In this instance, petitioner also has not been afforded the opportunity to present DOE with evidence of the actual rental cost of an alternative privately owned site so that DOE can determine whether such rental cost is less than the amount computed pursuant to Education Law §2853(3)(e)(5)(B).
Nothing herein should be construed to prevent DOE from offering petitioner co-location space in the future.
THE APPEAL IS SUSTAINED TO THE EXTENT INDICATED.
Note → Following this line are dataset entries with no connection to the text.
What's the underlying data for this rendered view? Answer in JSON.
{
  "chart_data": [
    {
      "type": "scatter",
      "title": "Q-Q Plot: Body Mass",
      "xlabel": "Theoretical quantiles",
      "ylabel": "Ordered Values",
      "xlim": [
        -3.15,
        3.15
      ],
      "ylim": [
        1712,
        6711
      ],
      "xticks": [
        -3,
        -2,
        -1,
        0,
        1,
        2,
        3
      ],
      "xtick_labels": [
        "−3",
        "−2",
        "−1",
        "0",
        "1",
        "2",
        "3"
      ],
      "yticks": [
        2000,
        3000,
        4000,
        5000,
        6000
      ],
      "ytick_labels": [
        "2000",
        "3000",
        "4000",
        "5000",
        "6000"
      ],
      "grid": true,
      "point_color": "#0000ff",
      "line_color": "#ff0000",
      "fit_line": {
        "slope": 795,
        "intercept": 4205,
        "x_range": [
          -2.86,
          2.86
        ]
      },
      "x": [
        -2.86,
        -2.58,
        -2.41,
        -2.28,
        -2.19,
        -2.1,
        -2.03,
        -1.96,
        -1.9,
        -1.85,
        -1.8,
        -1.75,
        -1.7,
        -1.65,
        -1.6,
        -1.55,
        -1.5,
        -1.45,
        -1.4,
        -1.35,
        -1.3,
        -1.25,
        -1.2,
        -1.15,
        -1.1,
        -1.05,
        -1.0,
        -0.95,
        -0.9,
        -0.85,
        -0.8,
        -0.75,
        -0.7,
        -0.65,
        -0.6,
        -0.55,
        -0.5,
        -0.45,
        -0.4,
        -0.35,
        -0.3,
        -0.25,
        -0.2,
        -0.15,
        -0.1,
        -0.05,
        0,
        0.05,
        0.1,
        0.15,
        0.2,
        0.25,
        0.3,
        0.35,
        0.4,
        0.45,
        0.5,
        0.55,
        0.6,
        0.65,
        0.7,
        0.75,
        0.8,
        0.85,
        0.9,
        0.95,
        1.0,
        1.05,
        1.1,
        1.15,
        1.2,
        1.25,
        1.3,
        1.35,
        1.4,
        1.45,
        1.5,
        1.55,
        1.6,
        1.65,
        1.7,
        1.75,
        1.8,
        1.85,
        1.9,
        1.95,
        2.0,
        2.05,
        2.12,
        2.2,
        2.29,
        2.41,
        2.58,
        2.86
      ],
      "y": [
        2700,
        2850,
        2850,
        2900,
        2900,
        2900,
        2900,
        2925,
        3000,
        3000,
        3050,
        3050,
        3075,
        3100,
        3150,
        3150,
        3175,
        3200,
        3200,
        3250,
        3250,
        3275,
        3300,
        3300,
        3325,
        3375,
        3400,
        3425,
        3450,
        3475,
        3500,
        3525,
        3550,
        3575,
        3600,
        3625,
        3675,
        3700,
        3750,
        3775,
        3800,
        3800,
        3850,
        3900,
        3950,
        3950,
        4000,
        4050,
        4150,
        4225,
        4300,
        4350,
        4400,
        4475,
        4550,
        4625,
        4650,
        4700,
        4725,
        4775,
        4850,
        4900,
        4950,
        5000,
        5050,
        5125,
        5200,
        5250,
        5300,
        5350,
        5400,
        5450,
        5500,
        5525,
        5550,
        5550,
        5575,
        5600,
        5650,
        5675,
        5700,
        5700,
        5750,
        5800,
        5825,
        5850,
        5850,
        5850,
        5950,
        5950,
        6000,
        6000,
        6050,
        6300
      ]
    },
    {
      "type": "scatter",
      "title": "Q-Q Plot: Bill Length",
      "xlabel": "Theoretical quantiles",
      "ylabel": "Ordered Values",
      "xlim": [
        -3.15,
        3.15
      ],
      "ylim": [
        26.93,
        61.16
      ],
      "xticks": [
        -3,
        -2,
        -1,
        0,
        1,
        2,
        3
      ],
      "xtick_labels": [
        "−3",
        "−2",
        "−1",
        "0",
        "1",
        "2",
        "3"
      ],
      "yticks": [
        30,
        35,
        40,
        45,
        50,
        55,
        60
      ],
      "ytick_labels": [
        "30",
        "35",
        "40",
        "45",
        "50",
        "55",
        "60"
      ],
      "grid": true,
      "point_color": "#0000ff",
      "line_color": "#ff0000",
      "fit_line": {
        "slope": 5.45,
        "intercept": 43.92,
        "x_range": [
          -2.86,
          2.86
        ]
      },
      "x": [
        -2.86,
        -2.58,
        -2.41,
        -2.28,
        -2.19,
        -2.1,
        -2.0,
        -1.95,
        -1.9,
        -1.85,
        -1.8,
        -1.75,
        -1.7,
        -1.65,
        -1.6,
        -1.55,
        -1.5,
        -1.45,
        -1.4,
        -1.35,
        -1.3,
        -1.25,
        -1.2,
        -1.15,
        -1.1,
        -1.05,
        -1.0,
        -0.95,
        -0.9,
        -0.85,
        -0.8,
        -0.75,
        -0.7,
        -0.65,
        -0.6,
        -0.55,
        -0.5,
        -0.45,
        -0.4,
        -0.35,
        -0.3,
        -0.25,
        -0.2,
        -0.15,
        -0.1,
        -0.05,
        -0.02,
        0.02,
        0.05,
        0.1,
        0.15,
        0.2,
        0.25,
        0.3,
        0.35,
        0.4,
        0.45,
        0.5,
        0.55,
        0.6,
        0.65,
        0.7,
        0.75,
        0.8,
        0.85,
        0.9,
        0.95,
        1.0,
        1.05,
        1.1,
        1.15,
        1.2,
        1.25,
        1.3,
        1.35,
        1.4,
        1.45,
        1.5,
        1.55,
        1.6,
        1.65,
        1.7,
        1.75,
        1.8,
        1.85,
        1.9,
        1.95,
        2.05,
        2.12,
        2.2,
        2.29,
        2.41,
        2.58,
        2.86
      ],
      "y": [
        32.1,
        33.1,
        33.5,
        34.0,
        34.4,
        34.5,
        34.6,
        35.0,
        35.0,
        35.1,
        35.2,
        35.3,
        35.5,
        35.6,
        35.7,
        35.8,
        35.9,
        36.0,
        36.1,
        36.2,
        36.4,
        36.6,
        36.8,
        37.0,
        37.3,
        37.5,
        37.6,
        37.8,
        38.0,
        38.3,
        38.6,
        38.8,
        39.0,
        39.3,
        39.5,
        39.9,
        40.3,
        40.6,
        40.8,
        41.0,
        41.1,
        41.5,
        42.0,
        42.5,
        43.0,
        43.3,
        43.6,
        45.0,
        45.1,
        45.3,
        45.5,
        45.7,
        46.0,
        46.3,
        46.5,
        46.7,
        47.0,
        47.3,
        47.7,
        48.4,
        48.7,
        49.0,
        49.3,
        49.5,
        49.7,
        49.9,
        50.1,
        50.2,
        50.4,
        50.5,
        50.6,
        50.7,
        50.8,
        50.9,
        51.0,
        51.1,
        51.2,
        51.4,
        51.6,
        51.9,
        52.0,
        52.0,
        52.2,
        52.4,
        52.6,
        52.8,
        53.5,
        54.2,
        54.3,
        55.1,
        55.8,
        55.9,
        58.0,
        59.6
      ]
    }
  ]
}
IT IS ORDERED that DOE comply with the requirements of Education Law §2853(3)(e)(5) in accordance with this decision and pay petitioner an amount attributable to petitioner’s expansion that is the lesser of the actual rental cost of an alternative privately owned site selected by petitioner or 20 percent of the product of petitioner’s basic tuition for the current school year and the positive difference of the charter school’s enrollment in the current school year minus the charter school’s enrollment in the school year prior to the first year of expansion.
END OF FILE
[1] According to petitioner’s Chief Executive Officer, petitioner’s grades six through eight are housed in a public facility. Students in grade nine are housed in a private facility for which petitioner has been incurring and will continue to incur rental costs and expenses.
[2] Pursuant to §276.6 of the Commissioner’s regulations, I have taken administrative notice of the records pertaining to the school on file with the State Education Department.
[3] I note that petitioner’s request for co-location space was submitted after the commencement of the school year. However, DOE did not raise any objection, such as laches, and the issue is not before me.